Mit dieser Kritik trifft Lunin den wunden Punkt des heutigen Journalismus, egal ob in der Kultur oder anderswo: Durch wegbrechende Werbeeinnahmen können sich die Redaktionen, gerade von lokalen Tageszeitungen, nicht mehr so viele festangestellte Redaktor*innen leisten wie früher. Es werden öfter freie Journalist*innen beauftragt, die sich mal mit besseren, mal mit schlechteren Honoraren zufriedengeben müssen.
So manche Besprechung einer Premiere wird dann vielleicht weggelassen, um das ohnehin kleine Budget nicht noch mehr zu belasten. Auch wir bei Bajour kennen dieses Problem. Und während viele Redaktionen im Zwiespalt sind, wohin das Geld fliessen soll, wird auf kulturelle Berichterstattung offensichtlich häufiger verzichtet als auf politische.

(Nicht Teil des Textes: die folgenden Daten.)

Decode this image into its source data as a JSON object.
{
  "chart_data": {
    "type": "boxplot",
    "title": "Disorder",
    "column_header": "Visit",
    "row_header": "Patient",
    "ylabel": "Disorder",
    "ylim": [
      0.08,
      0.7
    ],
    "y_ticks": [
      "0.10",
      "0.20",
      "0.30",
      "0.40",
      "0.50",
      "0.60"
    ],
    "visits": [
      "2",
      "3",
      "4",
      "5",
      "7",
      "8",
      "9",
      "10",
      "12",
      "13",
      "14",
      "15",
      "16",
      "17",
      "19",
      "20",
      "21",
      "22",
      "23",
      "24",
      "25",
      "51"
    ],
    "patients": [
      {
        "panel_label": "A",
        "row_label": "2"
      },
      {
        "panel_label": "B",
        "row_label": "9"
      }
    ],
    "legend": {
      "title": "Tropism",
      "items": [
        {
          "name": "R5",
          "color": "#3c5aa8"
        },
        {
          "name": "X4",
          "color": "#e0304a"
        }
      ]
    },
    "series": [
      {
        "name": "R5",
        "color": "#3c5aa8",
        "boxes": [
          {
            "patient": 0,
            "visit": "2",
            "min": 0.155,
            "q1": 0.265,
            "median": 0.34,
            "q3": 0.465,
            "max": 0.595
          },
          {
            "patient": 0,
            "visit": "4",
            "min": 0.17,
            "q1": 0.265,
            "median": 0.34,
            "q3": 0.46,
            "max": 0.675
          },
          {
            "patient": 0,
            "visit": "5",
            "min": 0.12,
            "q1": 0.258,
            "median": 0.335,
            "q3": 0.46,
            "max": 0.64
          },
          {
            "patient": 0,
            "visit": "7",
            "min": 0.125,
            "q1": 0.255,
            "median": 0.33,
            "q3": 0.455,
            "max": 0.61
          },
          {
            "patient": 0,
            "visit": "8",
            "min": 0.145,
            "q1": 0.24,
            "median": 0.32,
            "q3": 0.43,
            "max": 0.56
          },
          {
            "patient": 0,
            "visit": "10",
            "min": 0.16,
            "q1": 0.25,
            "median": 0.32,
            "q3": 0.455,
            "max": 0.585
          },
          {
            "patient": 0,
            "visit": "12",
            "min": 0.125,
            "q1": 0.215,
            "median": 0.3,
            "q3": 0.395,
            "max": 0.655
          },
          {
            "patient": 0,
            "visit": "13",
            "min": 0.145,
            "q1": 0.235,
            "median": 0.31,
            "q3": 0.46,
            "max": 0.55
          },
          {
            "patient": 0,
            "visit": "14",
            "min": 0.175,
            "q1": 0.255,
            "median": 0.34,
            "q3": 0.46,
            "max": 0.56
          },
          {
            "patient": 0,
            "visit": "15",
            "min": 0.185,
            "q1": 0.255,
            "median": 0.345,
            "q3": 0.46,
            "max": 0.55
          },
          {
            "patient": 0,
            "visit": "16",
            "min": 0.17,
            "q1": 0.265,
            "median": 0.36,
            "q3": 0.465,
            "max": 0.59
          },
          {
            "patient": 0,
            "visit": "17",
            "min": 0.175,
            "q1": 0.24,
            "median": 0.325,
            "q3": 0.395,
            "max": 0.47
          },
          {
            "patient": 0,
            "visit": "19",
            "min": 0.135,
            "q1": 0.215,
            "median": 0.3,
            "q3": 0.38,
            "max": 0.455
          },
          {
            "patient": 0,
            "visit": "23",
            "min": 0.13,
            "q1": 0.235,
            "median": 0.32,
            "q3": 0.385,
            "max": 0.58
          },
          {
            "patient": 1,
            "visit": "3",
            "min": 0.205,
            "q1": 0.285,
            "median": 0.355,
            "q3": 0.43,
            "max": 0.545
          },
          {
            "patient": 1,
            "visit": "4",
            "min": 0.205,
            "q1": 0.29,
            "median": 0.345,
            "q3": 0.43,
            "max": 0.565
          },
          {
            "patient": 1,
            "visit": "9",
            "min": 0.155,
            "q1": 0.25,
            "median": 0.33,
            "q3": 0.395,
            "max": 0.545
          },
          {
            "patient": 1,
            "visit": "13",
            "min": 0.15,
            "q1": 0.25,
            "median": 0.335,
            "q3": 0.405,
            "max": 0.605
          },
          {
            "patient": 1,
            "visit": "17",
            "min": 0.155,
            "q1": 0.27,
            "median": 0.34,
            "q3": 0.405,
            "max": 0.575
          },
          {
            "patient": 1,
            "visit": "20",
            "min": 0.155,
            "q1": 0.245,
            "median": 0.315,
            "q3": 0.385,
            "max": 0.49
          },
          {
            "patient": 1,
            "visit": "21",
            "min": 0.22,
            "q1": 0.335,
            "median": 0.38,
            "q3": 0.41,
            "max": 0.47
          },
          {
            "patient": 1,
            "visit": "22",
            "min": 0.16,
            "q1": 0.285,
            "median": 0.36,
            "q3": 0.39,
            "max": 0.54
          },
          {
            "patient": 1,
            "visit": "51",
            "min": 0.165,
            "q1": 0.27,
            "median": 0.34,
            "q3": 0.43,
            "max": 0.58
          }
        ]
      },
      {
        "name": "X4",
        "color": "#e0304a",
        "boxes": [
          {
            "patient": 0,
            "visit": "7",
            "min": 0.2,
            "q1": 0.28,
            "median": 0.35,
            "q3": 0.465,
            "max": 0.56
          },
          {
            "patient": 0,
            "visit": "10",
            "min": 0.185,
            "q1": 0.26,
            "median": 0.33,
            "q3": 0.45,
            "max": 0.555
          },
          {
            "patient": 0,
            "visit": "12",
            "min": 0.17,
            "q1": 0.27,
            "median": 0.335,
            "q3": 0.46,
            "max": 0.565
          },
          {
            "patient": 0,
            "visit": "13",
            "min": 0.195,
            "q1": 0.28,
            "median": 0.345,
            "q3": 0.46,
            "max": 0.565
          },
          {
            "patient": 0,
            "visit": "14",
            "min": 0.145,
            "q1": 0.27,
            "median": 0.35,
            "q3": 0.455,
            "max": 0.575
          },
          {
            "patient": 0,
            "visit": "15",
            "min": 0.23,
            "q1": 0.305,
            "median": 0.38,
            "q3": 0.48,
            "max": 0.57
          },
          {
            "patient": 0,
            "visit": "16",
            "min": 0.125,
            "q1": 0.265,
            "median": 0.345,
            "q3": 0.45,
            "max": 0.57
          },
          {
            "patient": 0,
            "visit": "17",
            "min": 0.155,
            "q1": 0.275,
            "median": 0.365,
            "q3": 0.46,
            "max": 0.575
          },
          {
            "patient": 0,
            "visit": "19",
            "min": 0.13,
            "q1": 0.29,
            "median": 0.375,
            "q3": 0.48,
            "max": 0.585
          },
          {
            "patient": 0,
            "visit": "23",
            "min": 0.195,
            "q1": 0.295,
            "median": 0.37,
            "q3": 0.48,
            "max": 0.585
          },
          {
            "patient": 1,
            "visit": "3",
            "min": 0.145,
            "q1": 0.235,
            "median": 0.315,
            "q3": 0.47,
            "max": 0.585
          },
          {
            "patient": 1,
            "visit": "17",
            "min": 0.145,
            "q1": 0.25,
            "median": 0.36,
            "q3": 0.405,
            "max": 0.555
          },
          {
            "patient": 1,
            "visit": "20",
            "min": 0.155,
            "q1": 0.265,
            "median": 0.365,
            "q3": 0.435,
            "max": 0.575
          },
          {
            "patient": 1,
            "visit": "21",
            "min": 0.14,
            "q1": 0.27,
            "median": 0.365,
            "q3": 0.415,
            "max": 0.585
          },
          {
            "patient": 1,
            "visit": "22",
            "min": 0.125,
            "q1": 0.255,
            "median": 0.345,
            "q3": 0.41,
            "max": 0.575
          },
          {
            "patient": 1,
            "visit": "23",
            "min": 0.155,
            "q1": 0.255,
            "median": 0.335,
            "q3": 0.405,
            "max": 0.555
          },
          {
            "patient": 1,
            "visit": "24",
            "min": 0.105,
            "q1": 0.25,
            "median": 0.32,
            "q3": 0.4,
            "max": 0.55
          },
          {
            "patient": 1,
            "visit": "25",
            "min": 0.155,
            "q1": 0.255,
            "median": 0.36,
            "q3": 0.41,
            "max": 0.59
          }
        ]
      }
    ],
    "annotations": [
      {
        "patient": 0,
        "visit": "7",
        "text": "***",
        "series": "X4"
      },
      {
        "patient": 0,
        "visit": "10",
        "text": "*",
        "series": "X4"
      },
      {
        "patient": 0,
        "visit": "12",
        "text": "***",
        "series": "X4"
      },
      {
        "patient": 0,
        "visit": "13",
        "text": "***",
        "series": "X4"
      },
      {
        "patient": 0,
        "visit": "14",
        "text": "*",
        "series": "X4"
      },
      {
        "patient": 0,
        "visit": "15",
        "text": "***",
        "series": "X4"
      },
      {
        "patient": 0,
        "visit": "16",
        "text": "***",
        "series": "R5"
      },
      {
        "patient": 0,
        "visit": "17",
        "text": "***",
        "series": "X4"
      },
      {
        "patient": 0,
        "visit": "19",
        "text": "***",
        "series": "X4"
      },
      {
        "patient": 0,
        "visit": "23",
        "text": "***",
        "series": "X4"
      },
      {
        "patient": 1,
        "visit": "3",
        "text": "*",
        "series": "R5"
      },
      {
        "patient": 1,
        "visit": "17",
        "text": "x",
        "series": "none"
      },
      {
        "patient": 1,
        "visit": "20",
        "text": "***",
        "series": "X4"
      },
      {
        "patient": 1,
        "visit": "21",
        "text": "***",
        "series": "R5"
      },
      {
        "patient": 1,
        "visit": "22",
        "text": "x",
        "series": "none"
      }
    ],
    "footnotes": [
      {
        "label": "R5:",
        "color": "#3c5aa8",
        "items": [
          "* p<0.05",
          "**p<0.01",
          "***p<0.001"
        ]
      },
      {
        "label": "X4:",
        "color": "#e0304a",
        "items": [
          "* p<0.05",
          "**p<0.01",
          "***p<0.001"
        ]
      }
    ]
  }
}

Wir haben beim stellvertretenden Leiter der Abteilung Kultur vom Kanton Basel-Stadt nachgefragt, wie es um die Berichterstattung bestellt ist. Werner Hanak teilt mit, es sei nicht die Aufgabe seiner Abteilung, die Medienberichterstattung zu kommentieren. «Ich halte aber gerne fest, dass für Kulturschaffende, Kulturinstitutionen und die ganze Kulturlandschaft Basel eine vielfältige und differenzierte Kulturberichterstattung und -kritik von essenzieller Bedeutung ist. Weniger ist in diesem Fall nicht mehr.»